Les négociateurs américain Dan Mullaney et européen Ignacio Garcia Bercero du Partenariat transatlantique pour le commerce et l'investissement (TTIP) se sont retrouvés ce lundi 22 février à Bruxelles.
Les négociateurs américain Dan Mullaney et européen Ignacio Garcia Bercero du Partenariat transatlantique pour le commerce et l'investissement (TTIP) se sont retrouvés ce lundi 22 février à Bruxelles. - © EMMANUEL DUNAND - AFP

Les négociateurs américains et européens du Partenariat transatlantique pour le commerce et l'investissement (TTIP) se sont retrouvés lundi à Bruxelles pour une semaine de travail destinée notamment à réduire leurs divergences sur la question de l'arbitrage des litiges liés aux investissements.

Il s'agit du 12ème round d'une négociation engagée en juillet 2013 et censée aboutir en 2016, année électorale aux Etats-Unis, avant la fin de l'administration Obama, ce dont certains doutent désormais ouvertement.
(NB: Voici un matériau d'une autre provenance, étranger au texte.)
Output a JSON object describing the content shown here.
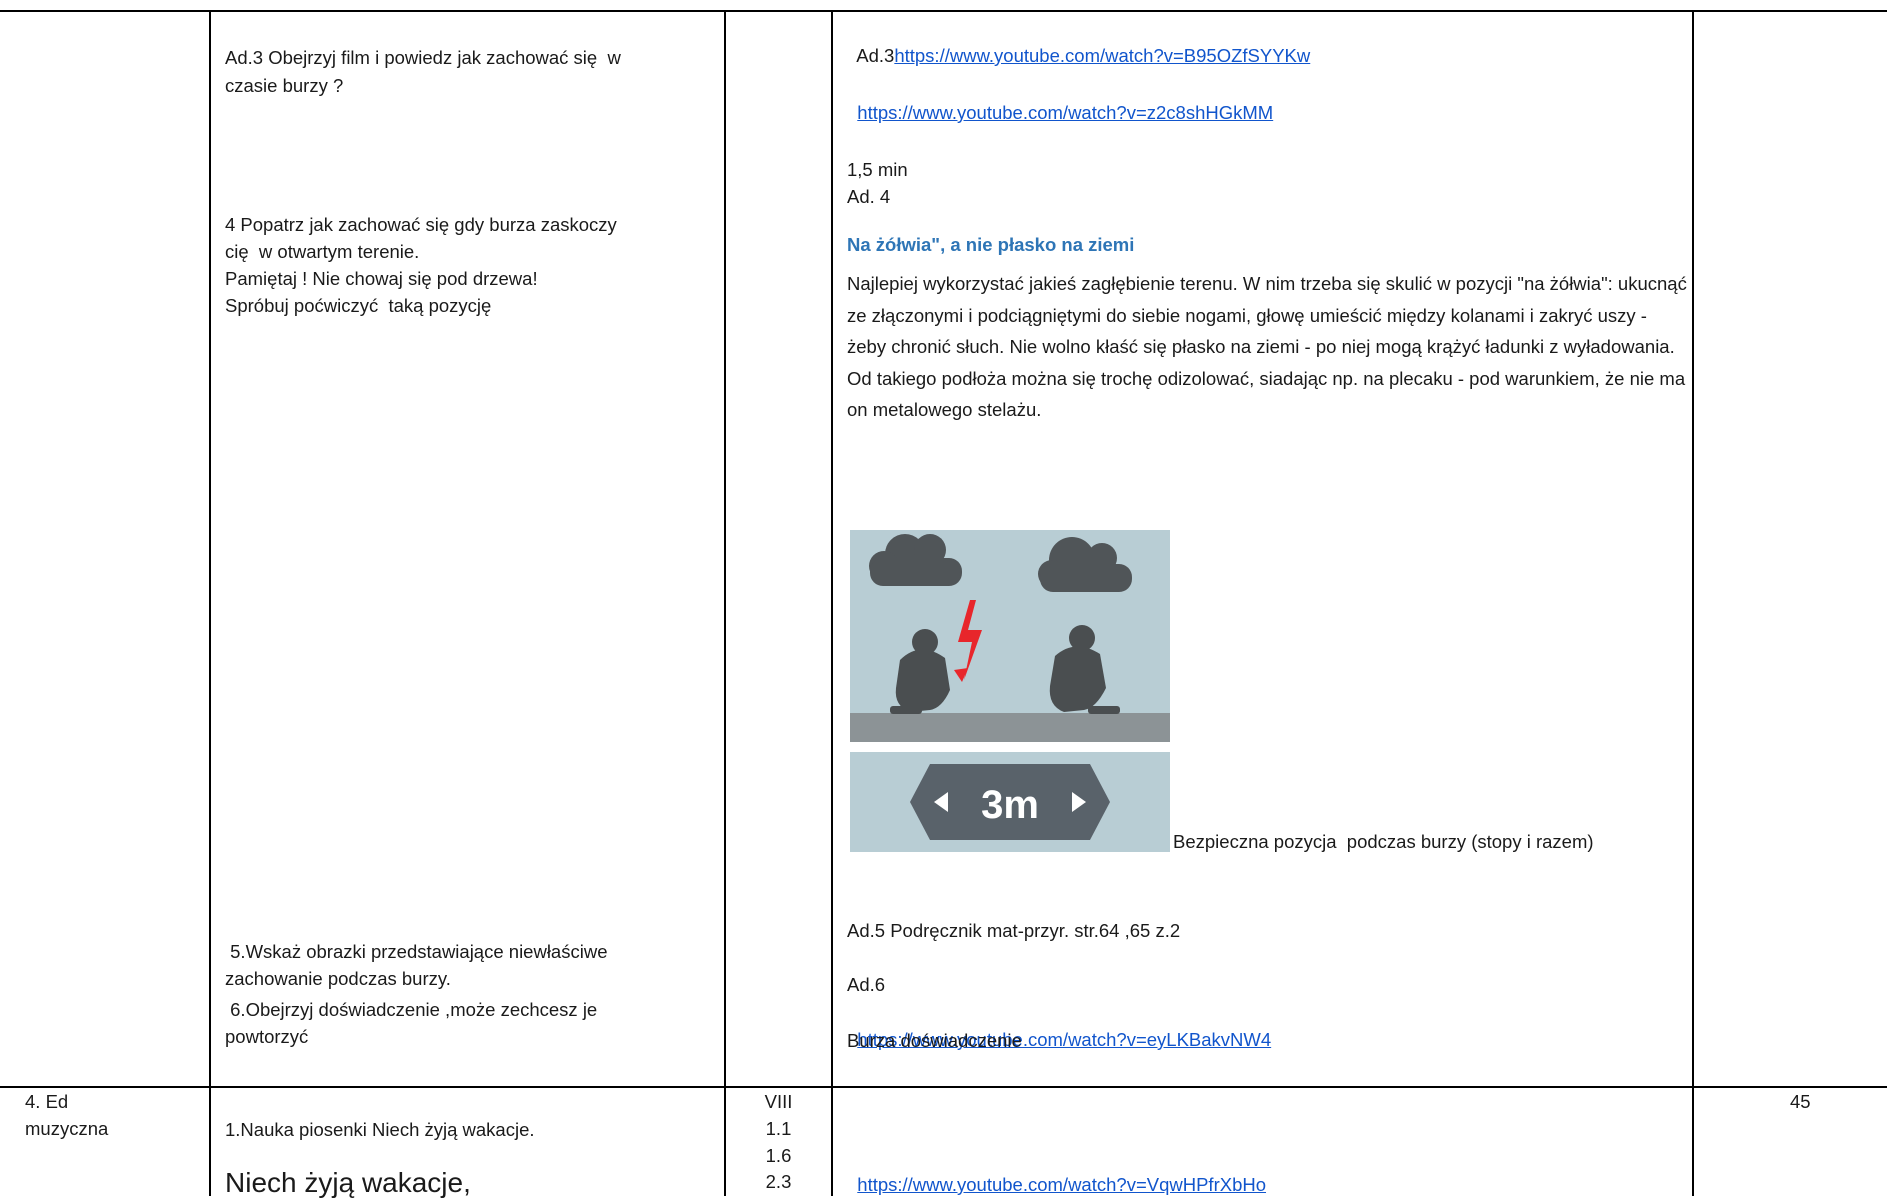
{
  "col_left": {
    "ad3": "Ad.3 Obejrzyj film i powiedz jak zachować się  w",
    "ad3_2": "czasie burzy ?",
    "p4_1": "4 Popatrz jak zachować się gdy burza zaskoczy",
    "p4_2": "cię  w otwartym terenie.",
    "p4_3": "Pamiętaj ! Nie chowaj się pod drzewa!",
    "p4_4": "Spróbuj poćwiczyć  taką pozycję",
    "p5_1": " 5.Wskaż obrazki przedstawiające niewłaściwe",
    "p5_2": "zachowanie podczas burzy.",
    "p6_1": " 6.Obejrzyj doświadczenie ,może zechcesz je",
    "p6_2": "powtorzyć"
  },
  "col_right": {
    "ad3_prefix": "Ad.3",
    "link1": "https://www.youtube.com/watch?v=B95OZfSYYKw",
    "link2": "https://www.youtube.com/watch?v=z2c8shHGkMM",
    "duration": "1,5 min",
    "ad4": "Ad. 4",
    "heading": "Na żółwia\", a nie płasko na ziemi",
    "paragraph": "Najlepiej wykorzystać jakieś zagłębienie terenu. W nim trzeba się skulić w pozycji \"na żółwia\": ukucnąć ze złączonymi i podciągniętymi do siebie nogami, głowę umieścić między kolanami i zakryć uszy - żeby chronić słuch. Nie wolno kłaść się płasko na ziemi - po niej mogą krążyć ładunki z wyładowania. Od takiego podłoża można się trochę odizolować, siadając np. na plecaku - pod warunkiem, że nie ma on metalowego stelażu.",
    "distance_label": "3m",
    "caption": "Bezpieczna pozycja  podczas burzy (stopy i razem)",
    "ad5": "Ad.5 Podręcznik mat-przyr. str.64 ,65 z.2",
    "ad6": "Ad.6",
    "link3": "https://www.youtube.com/watch?v=eyLKBakvNW4",
    "ad6_desc": "Burza doświadczenie"
  },
  "row2": {
    "subject_1": "4. Ed",
    "subject_2": "muzyczna",
    "task": "1.Nauka piosenki Niech żyją wakacje.",
    "song_title": "Niech żyją wakacje,",
    "codes": [
      "VIII",
      "1.1",
      "1.6",
      "2.3"
    ],
    "link": "https://www.youtube.com/watch?v=VqwHPfrXbHo",
    "time": "45"
  }
}
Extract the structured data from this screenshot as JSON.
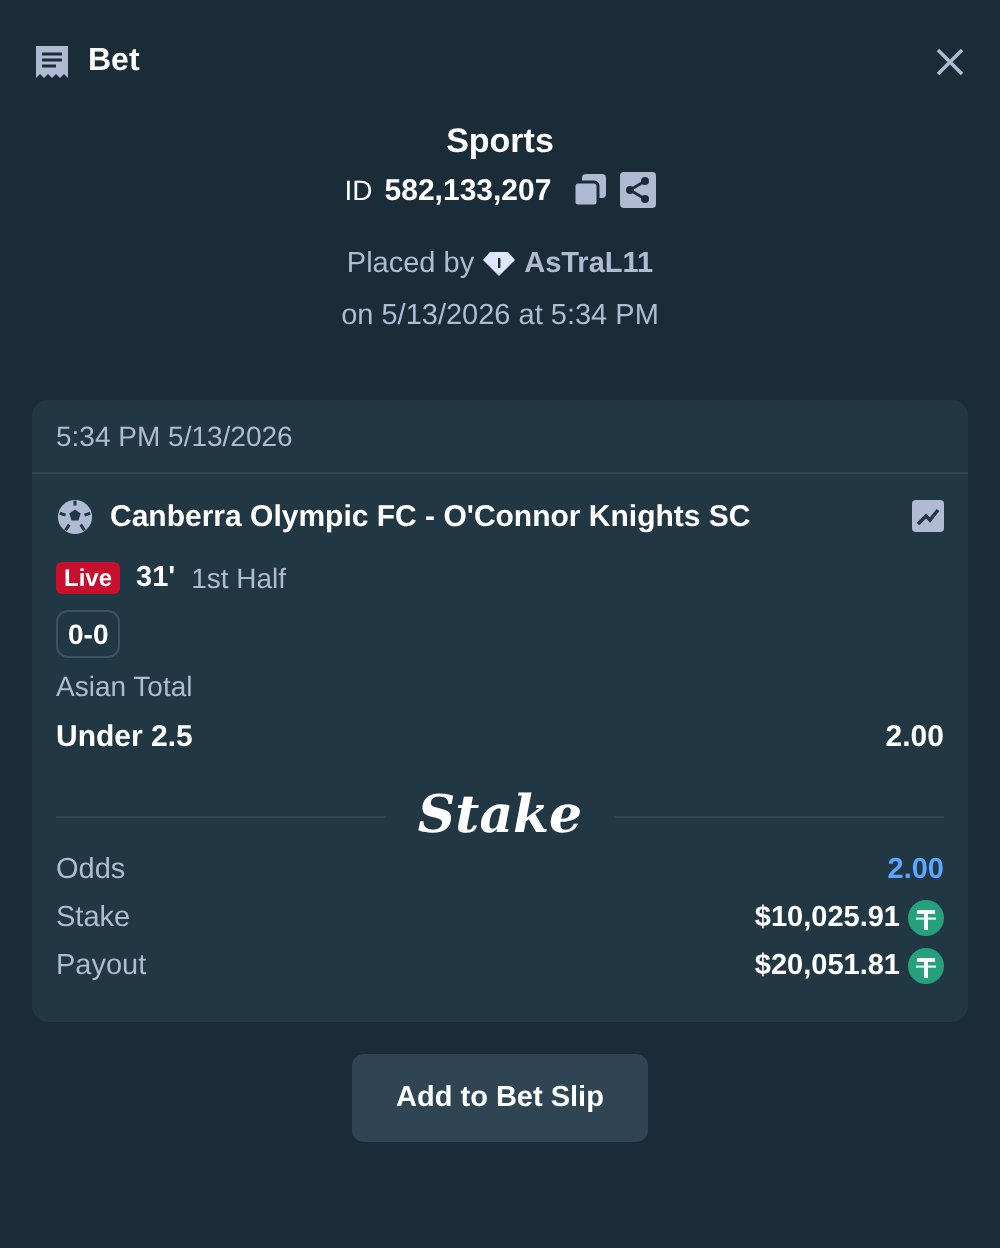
{
  "header": {
    "title": "Bet"
  },
  "summary": {
    "category": "Sports",
    "id_label": "ID",
    "id_value": "582,133,207",
    "placed_by_label": "Placed by",
    "username": "AsTraL11",
    "placed_on": "on 5/13/2026 at 5:34 PM"
  },
  "card": {
    "timestamp": "5:34 PM 5/13/2026",
    "match": "Canberra Olympic FC - O'Connor Knights SC",
    "live": true,
    "live_label": "Live",
    "minute": "31'",
    "period": "1st Half",
    "score": "0-0",
    "market": "Asian Total",
    "selection": "Under 2.5",
    "selection_odds": "2.00",
    "logo": "Stake",
    "details": [
      {
        "label": "Odds",
        "value": "2.00",
        "kind": "odds"
      },
      {
        "label": "Stake",
        "value": "$10,025.91",
        "kind": "amount"
      },
      {
        "label": "Payout",
        "value": "$20,051.81",
        "kind": "amount"
      }
    ]
  },
  "button": "Add to Bet Slip"
}
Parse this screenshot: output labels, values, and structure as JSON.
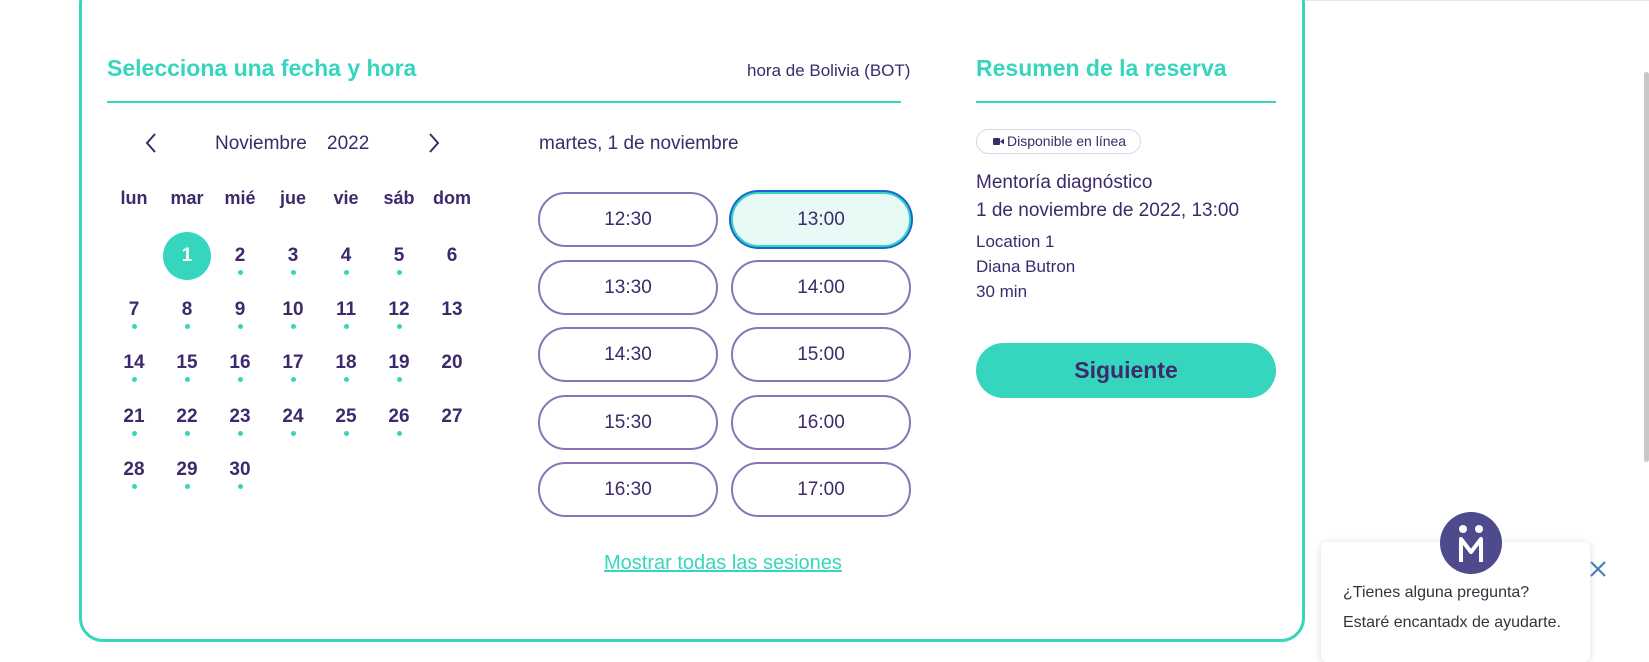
{
  "booking": {
    "title": "Selecciona una fecha y hora",
    "timezone": "hora de Bolivia (BOT)"
  },
  "calendar": {
    "month": "Noviembre",
    "year": "2022",
    "prev_icon": "chevron-left-icon",
    "next_icon": "chevron-right-icon",
    "weekdays": [
      "lun",
      "mar",
      "mié",
      "jue",
      "vie",
      "sáb",
      "dom"
    ],
    "days": [
      {
        "label": "1",
        "available": true,
        "selected": true
      },
      {
        "label": "2",
        "available": true
      },
      {
        "label": "3",
        "available": true
      },
      {
        "label": "4",
        "available": true
      },
      {
        "label": "5",
        "available": true
      },
      {
        "label": "6",
        "available": false
      },
      {
        "label": "7",
        "available": true
      },
      {
        "label": "8",
        "available": true
      },
      {
        "label": "9",
        "available": true
      },
      {
        "label": "10",
        "available": true
      },
      {
        "label": "11",
        "available": true
      },
      {
        "label": "12",
        "available": true
      },
      {
        "label": "13",
        "available": false
      },
      {
        "label": "14",
        "available": true
      },
      {
        "label": "15",
        "available": true
      },
      {
        "label": "16",
        "available": true
      },
      {
        "label": "17",
        "available": true
      },
      {
        "label": "18",
        "available": true
      },
      {
        "label": "19",
        "available": true
      },
      {
        "label": "20",
        "available": false
      },
      {
        "label": "21",
        "available": true
      },
      {
        "label": "22",
        "available": true
      },
      {
        "label": "23",
        "available": true
      },
      {
        "label": "24",
        "available": true
      },
      {
        "label": "25",
        "available": true
      },
      {
        "label": "26",
        "available": true
      },
      {
        "label": "27",
        "available": false
      },
      {
        "label": "28",
        "available": true
      },
      {
        "label": "29",
        "available": true
      },
      {
        "label": "30",
        "available": true
      }
    ]
  },
  "slots": {
    "date_heading": "martes, 1 de noviembre",
    "times": [
      "12:30",
      "13:00",
      "13:30",
      "14:00",
      "14:30",
      "15:00",
      "15:30",
      "16:00",
      "16:30",
      "17:00"
    ],
    "selected": "13:00",
    "show_all": "Mostrar todas las sesiones"
  },
  "summary": {
    "title": "Resumen de la reserva",
    "badge_icon": "video-camera-icon",
    "badge": "Disponible en línea",
    "service": "Mentoría diagnóstico",
    "datetime": "1 de noviembre de 2022, 13:00",
    "location": "Location 1",
    "staff": "Diana Butron",
    "duration": "30 min",
    "next_label": "Siguiente"
  },
  "chat": {
    "line1": "¿Tienes alguna pregunta?",
    "line2": "Estaré encantadx de ayudarte.",
    "close_icon": "close-icon",
    "avatar_icon": "mentor-logo-icon"
  },
  "colors": {
    "accent": "#35d6bd",
    "text": "#3c2a6b",
    "slot_border": "#8a74b5",
    "focus_ring": "#1a63d4"
  }
}
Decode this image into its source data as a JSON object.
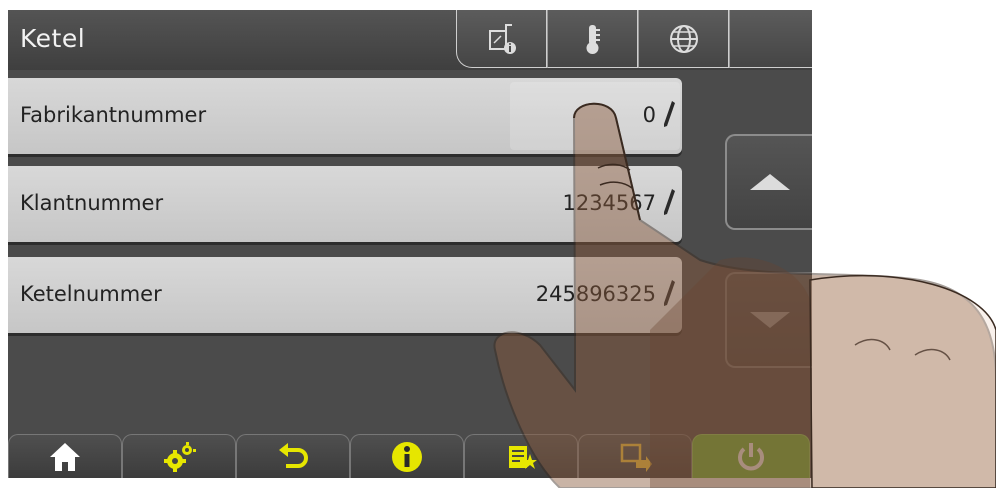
{
  "header": {
    "title": "Ketel",
    "tabs": [
      {
        "icon": "boiler-info-icon"
      },
      {
        "icon": "thermometer-icon"
      },
      {
        "icon": "globe-icon"
      },
      {
        "icon": "empty-tab"
      }
    ]
  },
  "rows": [
    {
      "label": "Fabrikantnummer",
      "value": "0"
    },
    {
      "label": "Klantnummer",
      "value": "1234567"
    },
    {
      "label": "Ketelnummer",
      "value": "245896325"
    }
  ],
  "bottom_bar": {
    "buttons": [
      {
        "icon": "home-icon"
      },
      {
        "icon": "settings-gears-icon"
      },
      {
        "icon": "back-arrow-icon"
      },
      {
        "icon": "info-icon"
      },
      {
        "icon": "favorites-list-icon"
      },
      {
        "icon": "screen-transfer-icon"
      },
      {
        "icon": "power-icon"
      }
    ]
  },
  "colors": {
    "accent_yellow": "#e6e600",
    "power_green": "#6dbd3a",
    "background": "#4b4b4b",
    "row": "#cfcfcf"
  }
}
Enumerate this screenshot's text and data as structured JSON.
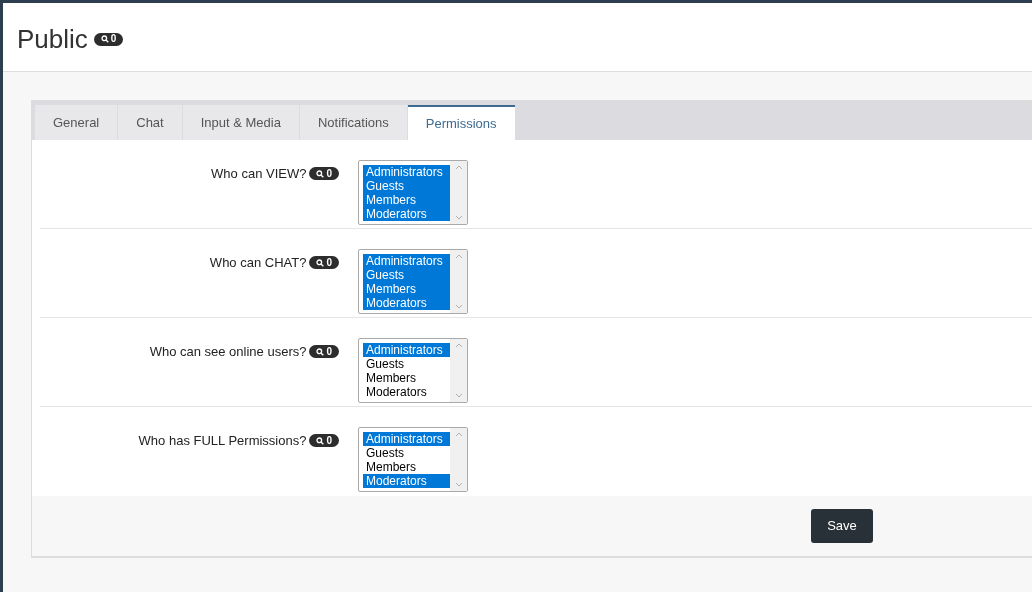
{
  "page": {
    "title": "Public",
    "badge": "0"
  },
  "tabs": [
    {
      "label": "General",
      "selected": false
    },
    {
      "label": "Chat",
      "selected": false
    },
    {
      "label": "Input & Media",
      "selected": false
    },
    {
      "label": "Notifications",
      "selected": false
    },
    {
      "label": "Permissions",
      "selected": true
    }
  ],
  "permissions": [
    {
      "label": "Who can VIEW?",
      "badge": "0",
      "options": [
        {
          "label": "Administrators",
          "selected": true
        },
        {
          "label": "Guests",
          "selected": true
        },
        {
          "label": "Members",
          "selected": true
        },
        {
          "label": "Moderators",
          "selected": true
        }
      ]
    },
    {
      "label": "Who can CHAT?",
      "badge": "0",
      "options": [
        {
          "label": "Administrators",
          "selected": true
        },
        {
          "label": "Guests",
          "selected": true
        },
        {
          "label": "Members",
          "selected": true
        },
        {
          "label": "Moderators",
          "selected": true
        }
      ]
    },
    {
      "label": "Who can see online users?",
      "badge": "0",
      "options": [
        {
          "label": "Administrators",
          "selected": true
        },
        {
          "label": "Guests",
          "selected": false
        },
        {
          "label": "Members",
          "selected": false
        },
        {
          "label": "Moderators",
          "selected": false
        }
      ]
    },
    {
      "label": "Who has FULL Permissions?",
      "badge": "0",
      "options": [
        {
          "label": "Administrators",
          "selected": true
        },
        {
          "label": "Guests",
          "selected": false
        },
        {
          "label": "Members",
          "selected": false
        },
        {
          "label": "Moderators",
          "selected": true
        }
      ]
    }
  ],
  "save_button": "Save"
}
Nombreuses critiques en Europe

Le TTIP vise à éliminer les barrières commerciales entre l'Union européenne et les Etats-Unis et à réduire les obstacles aux échanges de biens et de services, mais il suscite de fortes réserves dans la société civile.

Ce 12ème round doit durer jusqu'à vendredi dans la capitale européenne, et sera l'occasion d'aborder en détails, pour la première fois selon des sources européennes, la question controversée du règlement privé des litiges liés aux investissements.

La possibilité laissée à une entreprise de poursuivre un gouvernement dont les lois seraient jugées par elle trop contraignantes a suscité de nombreuses critiques en Europe, notamment en Allemagne où des centaines de milliers de personnes ont manifesté en octobre.

La Commission européenne, qui conduit les négociations au nom des 28 Etats membres de l'UE, a formulé une proposition alternative qu'elle va officiellement présenter aux Américains. Il s'agit de créer, à la place du système d'arbitrage privé, une cour de justice spéciale qui comprendrait des juges hautement qualifiés.

"Nous devons mettre en place les mêmes éléments que ceux qui permettent aux citoyens de faire confiance à leurs tribunaux nationaux", avait justifié l'automne dernier la commissaire européenne en charge du dossier, Cécilia Malmström.

"Pas d'accord avant la fin de l'administration Obama"

Avant un accord global sur ce partenariat transatlantique, il reste un certain nombre de différends à trancher, notamment sur le partage de données par les géants américains de l'internet. Les Européens redoutent aussi le détricotage de réglementations existantes par exemple sur les cultures OGM.

"Les problèmes les plus délicats n'ont pas été réglés et nous sommes encore loin d'un accord", a écrit sur Twitter l'ambassadeur de France à Washington, Gérard Araud. Il a prédit qu'il n'y aurait "pas d'accord avant la fin de l'administration Obama, ce qui veut dire rien avant 2017/18 au mieux".

De son côté, l'ambassadeur américain auprès de l'UE, Anthony Gardner, a estimé que les deux grandes puissances commerciales situées de part et d'autre de l'Atlantique devaient s'entendre au risque selon lui d'"être marginalisées" par d'autres (Chine, Russie...) "en ces temps incertains".